“Cardiovascular diseases such as heart disease and stroke have been associated with an increased risk for cognitive impairment and dementia in older adults, but less is known about how having these diseases before age 60 impacts cognition and brain health over the course of life,” said study author Xiaqing Jiang, PhD, of the University of California, San Francisco. “Our study found that cardiovascular events earlier in life are associated with worse cognition, accelerated cognitive decline and poor brain health in middle age.” 3,146 participants were examined for the study.
Participants in the study, who ranged in age from 18 to 30 at the start, were followed for up to 30 years. At the end of the trial, they were on average 55 years old. Early cardiovascular disease was defined as having coronary heart disease, stroke, congestive heart failure, carotid artery disease, or peripheral arterial disease before the age of 60, and it afflicted 147 people, or 5% of the population. A first cardiovascular event was common at the age of 48.
Participants were given five cognitive tests after being observed for three decades. Global cognition, processing speed, executive function, delayed verbal memory, and verbal fluency were all tested in the assessments. On five out of five tests, people with early cardiovascular disease fared worse than those who did not. In a 10-minute recall test with scores ranging from zero to 15, people with early cardiovascular disease outperformed those without, with an average score of 6.4 vs an average score of 8.5.
In a global cognitive exam with a score range of zero to 30, those with early cardiovascular disease had an average score of 21.4, whereas those without cardiovascular disease had an average score of 23.9. A score of 26 or more is regarded usual, whereas a score of 22 is considered ordinary for those with mild cognitive impairment.
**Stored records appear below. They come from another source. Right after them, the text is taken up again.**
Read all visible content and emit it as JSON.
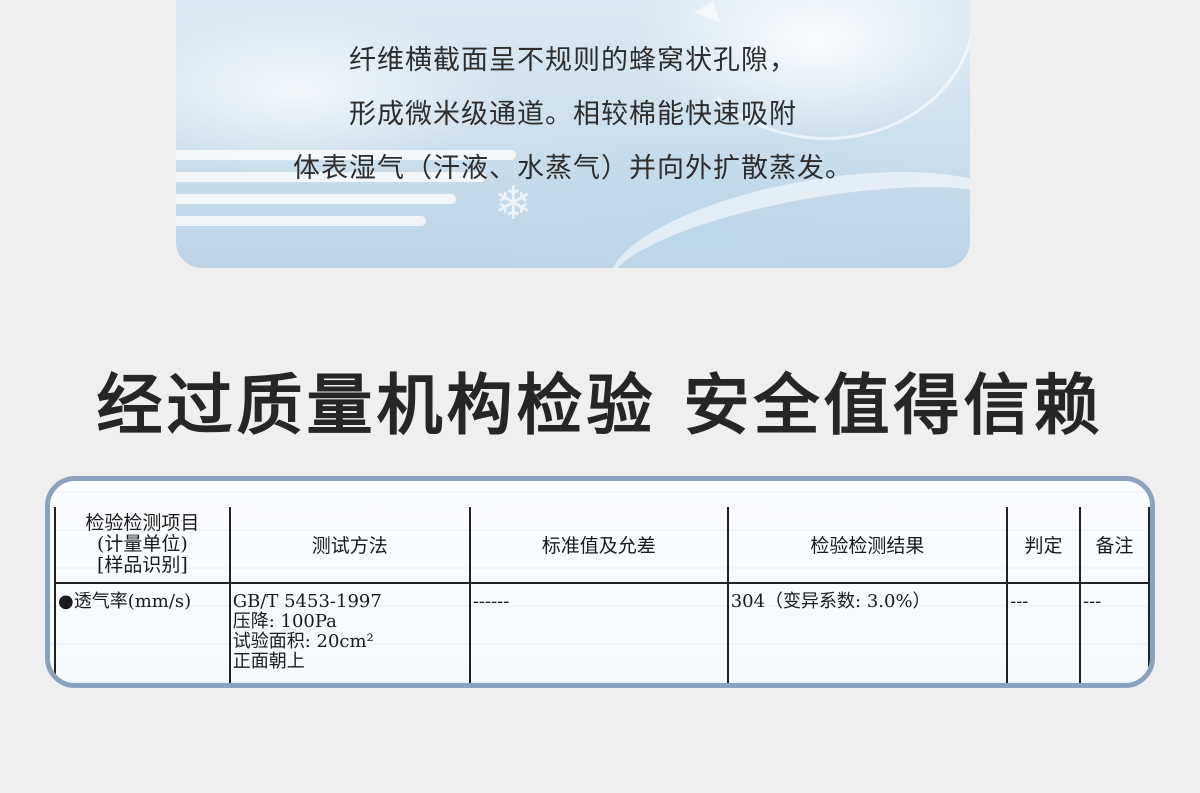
{
  "hero": {
    "lines": [
      "纤维横截面呈不规则的蜂窝状孔隙，",
      "形成微米级通道。相较棉能快速吸附",
      "体表湿气（汗液、水蒸气）并向外扩散蒸发。"
    ],
    "background_icon": "snowflake-icon"
  },
  "headline": "经过质量机构检验 安全值得信赖",
  "report": {
    "border_color": "#8aa2bf",
    "headers": {
      "item_line1": "检验检测项目",
      "item_line2": "(计量单位)",
      "item_line3": "[样品识别]",
      "method": "测试方法",
      "standard": "标准值及允差",
      "result": "检验检测结果",
      "judgement": "判定",
      "remarks": "备注"
    },
    "row": {
      "item": "●透气率(mm/s)",
      "method_line1": "GB/T 5453-1997",
      "method_line2": "压降: 100Pa",
      "method_line3": "试验面积: 20cm²",
      "method_line4": "正面朝上",
      "standard": "------",
      "result": "304（变异系数: 3.0%）",
      "judgement": "---",
      "remarks": "---"
    }
  }
}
Six hundred participants got brain scans to assess white matter hyperintensities and white matter integrity. White matter hyperintensities are commonly associated with vascular damage to the brain’s white matter. Researchers discovered that early cardiovascular disease was associated with more white matter hyperintensities in the brain as well as higher white matter mean diffusivity, indicating a decrease in brain tissue integrity after controlling for cardiovascular risk factors such as diabetes and high blood pressure.
Researchers discovered that early cardiovascular disease was associated with a three times greater likelihood of accelerated cognitive decline over five years in participants who had two sets of cognitive tests 25 and 30 years into the study, with 13% of people with early cardiovascular disease experiencing accelerated cognitive decline compared to 5% of people who did not have the disease.
“Our research suggests that a person’s 20s and 30s are a crucial time to begin protecting brain health through cardiovascular disease prevention and intervention,” Jiang said. “Preventing these diseases may delay the onset of cognitive decline and promote a healthier brain throughout life.”